引当金のはなし〜負担を明らかにして金融機関へのプレゼンに役立てる!

はじめに〜引当金って

3月決算を前に、会社によっては「引当金」の金額をどう決めるか、検討をしているところもあるかと思います。すでに月次決算の中に月割額で取り込んでいる会社もあると思いますが、中小企業の中には「引当金」と言われても、ピンと来ない会社もあるかもしれません。

引当金とは、法的な支払いの義務が確定していない負債(負担)で、以下の4つの要件を充足した場合に、貸借対照表の負債の部に計上しなければならないものです。

4つの要件とは

  1. 将来(翌期以降)の特定の費用または損失であり
  2. その発生の原因が当期以前にあり
  3. 発生の可能性が高く
  4. 金額を合理的に見積もることができる

です。

賞与を例にとってひとつづつ見てみましょう。3月決算で、賞与の支給月と計算対象期間の関係が、6月支給→計算対象期間12月〜5月、12月支給→計算対象期間6月〜11月であると、賞与支給規程に定められているとします。

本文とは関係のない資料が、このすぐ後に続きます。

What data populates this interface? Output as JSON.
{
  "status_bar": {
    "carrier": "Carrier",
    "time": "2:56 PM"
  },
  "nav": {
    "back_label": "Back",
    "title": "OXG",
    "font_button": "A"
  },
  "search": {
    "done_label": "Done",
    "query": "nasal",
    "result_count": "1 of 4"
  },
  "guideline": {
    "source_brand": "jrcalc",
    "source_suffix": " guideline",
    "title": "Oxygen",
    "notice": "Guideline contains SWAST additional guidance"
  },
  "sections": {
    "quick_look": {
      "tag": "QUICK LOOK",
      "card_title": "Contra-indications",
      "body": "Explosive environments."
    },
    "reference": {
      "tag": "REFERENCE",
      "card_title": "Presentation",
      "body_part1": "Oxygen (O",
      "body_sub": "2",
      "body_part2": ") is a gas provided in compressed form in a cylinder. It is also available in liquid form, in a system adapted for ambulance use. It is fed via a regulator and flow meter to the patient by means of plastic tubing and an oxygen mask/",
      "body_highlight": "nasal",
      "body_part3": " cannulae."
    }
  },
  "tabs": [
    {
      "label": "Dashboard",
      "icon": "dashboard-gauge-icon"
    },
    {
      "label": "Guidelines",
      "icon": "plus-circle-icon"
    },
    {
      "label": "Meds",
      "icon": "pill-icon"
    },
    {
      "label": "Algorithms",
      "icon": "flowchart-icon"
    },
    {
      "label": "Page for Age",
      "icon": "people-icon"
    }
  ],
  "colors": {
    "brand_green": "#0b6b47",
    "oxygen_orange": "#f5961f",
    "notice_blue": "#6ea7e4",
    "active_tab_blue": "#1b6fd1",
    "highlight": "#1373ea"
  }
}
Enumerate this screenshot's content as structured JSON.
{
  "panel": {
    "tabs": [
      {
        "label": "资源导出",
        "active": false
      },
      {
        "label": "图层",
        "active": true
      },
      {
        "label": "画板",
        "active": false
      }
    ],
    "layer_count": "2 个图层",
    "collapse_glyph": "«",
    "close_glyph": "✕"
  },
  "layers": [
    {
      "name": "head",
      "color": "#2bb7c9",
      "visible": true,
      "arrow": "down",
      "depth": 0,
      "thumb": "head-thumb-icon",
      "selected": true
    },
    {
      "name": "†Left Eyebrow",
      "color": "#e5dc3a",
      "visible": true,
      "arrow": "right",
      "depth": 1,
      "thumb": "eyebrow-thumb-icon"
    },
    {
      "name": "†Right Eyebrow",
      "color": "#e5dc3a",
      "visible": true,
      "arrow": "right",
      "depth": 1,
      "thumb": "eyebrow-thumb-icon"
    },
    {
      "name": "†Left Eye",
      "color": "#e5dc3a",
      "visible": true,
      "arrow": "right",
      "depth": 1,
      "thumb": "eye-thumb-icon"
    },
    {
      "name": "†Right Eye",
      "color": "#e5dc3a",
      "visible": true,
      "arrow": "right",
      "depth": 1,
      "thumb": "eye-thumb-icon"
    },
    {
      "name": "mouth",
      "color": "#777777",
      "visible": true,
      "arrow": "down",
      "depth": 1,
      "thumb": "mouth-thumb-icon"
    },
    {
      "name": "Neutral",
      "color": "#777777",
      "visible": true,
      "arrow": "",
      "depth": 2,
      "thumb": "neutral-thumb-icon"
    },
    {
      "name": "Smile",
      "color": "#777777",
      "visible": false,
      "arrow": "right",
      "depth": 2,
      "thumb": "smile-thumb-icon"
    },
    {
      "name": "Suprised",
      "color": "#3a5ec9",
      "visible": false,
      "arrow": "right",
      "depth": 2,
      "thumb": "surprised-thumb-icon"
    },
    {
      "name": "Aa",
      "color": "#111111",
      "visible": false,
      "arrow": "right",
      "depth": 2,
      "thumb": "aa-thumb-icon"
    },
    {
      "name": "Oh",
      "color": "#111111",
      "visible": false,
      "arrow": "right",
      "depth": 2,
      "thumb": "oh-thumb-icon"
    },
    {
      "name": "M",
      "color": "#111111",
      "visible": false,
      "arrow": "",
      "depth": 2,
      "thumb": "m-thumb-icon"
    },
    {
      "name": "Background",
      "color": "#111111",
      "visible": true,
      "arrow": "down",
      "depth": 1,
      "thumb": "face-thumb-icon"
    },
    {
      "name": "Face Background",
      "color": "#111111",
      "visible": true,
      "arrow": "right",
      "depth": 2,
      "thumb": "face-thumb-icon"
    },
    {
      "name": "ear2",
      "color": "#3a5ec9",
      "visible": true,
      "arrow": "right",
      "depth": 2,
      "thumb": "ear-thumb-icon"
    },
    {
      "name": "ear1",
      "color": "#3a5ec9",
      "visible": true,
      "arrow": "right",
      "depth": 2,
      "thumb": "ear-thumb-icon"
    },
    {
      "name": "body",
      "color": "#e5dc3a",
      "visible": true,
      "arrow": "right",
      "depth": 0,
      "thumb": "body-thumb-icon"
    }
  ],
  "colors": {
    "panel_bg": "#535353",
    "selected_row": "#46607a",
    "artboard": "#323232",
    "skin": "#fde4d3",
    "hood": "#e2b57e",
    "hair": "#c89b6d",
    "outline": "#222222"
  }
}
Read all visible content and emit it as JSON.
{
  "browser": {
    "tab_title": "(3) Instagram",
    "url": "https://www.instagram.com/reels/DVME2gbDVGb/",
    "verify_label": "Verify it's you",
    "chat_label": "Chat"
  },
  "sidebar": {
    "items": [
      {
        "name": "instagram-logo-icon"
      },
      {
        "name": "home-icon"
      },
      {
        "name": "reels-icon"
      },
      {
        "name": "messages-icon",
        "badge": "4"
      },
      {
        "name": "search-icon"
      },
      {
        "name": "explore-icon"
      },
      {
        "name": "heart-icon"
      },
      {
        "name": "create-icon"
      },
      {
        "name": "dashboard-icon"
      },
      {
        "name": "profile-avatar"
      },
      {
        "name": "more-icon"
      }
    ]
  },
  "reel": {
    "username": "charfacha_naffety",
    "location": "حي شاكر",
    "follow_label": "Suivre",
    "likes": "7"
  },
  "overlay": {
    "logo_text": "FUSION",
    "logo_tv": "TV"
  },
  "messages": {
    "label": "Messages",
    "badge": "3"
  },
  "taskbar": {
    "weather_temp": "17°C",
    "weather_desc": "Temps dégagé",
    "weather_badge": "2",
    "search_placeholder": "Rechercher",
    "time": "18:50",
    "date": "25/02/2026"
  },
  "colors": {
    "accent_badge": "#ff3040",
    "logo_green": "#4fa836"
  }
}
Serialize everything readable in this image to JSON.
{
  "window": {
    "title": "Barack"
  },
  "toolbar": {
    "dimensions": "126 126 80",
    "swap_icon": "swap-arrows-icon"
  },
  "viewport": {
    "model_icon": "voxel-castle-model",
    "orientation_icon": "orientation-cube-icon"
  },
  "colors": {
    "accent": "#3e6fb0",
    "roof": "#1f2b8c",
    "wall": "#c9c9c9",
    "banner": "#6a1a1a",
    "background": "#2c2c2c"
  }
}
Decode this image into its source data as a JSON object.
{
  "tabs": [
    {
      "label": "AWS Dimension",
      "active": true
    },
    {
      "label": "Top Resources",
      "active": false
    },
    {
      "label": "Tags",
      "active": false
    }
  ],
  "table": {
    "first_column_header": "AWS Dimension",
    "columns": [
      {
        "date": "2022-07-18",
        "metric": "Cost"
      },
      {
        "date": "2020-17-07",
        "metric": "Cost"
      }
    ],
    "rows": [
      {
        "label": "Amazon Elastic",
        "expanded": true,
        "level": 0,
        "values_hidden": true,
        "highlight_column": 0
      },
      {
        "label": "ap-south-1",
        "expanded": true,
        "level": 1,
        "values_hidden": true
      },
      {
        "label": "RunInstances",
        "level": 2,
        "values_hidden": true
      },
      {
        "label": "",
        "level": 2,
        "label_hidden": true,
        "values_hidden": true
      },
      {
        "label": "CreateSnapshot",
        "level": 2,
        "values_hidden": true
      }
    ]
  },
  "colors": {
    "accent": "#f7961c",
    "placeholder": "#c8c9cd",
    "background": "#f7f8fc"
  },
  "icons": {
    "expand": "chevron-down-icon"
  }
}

一般的に、賞与(ボーナス)というのは、会社の業績が良ければ支給され、良くなければ支給されないものですが、賞与の支給理由(原因)は、従業員の(計算対象期間内の)勤務です。

3月決算では、6月支給分のうち、計算対象期間が12月から3月までの分が当期のうちに負担すべき額となります。要件に当てはめれば、

  1. 翌期である6月の費用(賞与支給)であり
  2. その原因が当期である12月〜3月の勤務にあり
  3. (業績見込が、当期以前と同程度かそれ以上であれば)支給される(発生する)可能性が高いといえ
  4. 金額は賞与支給規程に基づいて合理的に見積もることができる

となります。

貸借対照表の負債の部に表示することで、将来の負担が明らかに

計算された引当金は、貸借対照表の負債の部(貸方)に計上され、対応する借方には、費用として引当金繰入額が計上されます(前期末から引き継いだ引当金残高があればこれを取り崩して収益とし、当期末で計算された引当金額を全額費用とする。または、前期末から引き継いだ引当金残高と当期末で計算された引当金額との差額を費用に計上する)。

引当金額の分、負債の部の金額が増え、費用計上を通して純資産の部の繰越利益金額が減少します。あたかも、利益金額のうちの一部を、将来の負担に備えて(負債として)キープしたような感じになります。

このように、将来の負担を引当金として明示することにより、会社の財政状態がより明らかになり、融資を受けている金融機関に会社の現状をプレゼンテーションする際に役立ちます。マイナス材料も含めて、会社の現状を金融機関にはっきりとプレゼンテーションすることは信頼関係を強める点からも重要と考えます。

なお、中小企業向け会計基準である「中小企業の会計に関する基本要領」(「要領」と呼ばれます)と「中小企業の会計に関する指針」(「指針」と呼ばれます)でも、引当金の計上を義務付けています。

「指針」は会計参与を置くようなやや大きめの中小企業向け、「要領」はそれ以外の全ての中小企業向けといえますが、「指針」「要領」に基づいて決算書を作成することにより、決算書の品質が一定水準以上となり信用が高まるといえます。

法人税の計算で認められる引当金は2つだけ

引当金には、賞与引当金のほかに、退職給付引当金、役員退職慰労引当金、修繕引当金、返品調整引当金、工事損失引当金、投資損失引当金、貸倒引当金など様々な引当金がありますが、法人税の計算上認められている引当金は、返品調整引当金と貸倒引当金(一部の会社のみ)です。

この2つについても、税法上規定された計算方法に従うので、会計で計上した額と差額があれば、否認されます(別表四加算)。

しかし、法人税の計算(税務申告書)の規定は、課税の公平のため、決算書は企業の経営状態を明らかに表示するためと、目的が異なります。

引当金は、法律上確定した債務(負債)ではないので、会計上(決算書上)は重要であっても、法律的に確定していることを求める税法(法律)の世界にはなじまず、税務上否認することとなります(会計上費用となるが税務上損金にはならない)。

おわりに

引当金は、法的に確定した債務(負債)ではないけれども、上記の4つの条件を充たせば決算書上計上しなければならないもの。計上すれば、負債が増えることとなるが、企業の経営状況を明確に表現するという点でプラスである、というお話をさせて頂きました。

融資を受けている会社は、決算書を金融機関に見てもらうことがあるので、「指針」や「要領」に従って決算書を作るのは重要ですが、融資の有無に関わらず、自社の経営をシビアに把握するという意味で、「指針」や「要領」に従って決算書をつくってみてはいかがでしょうか。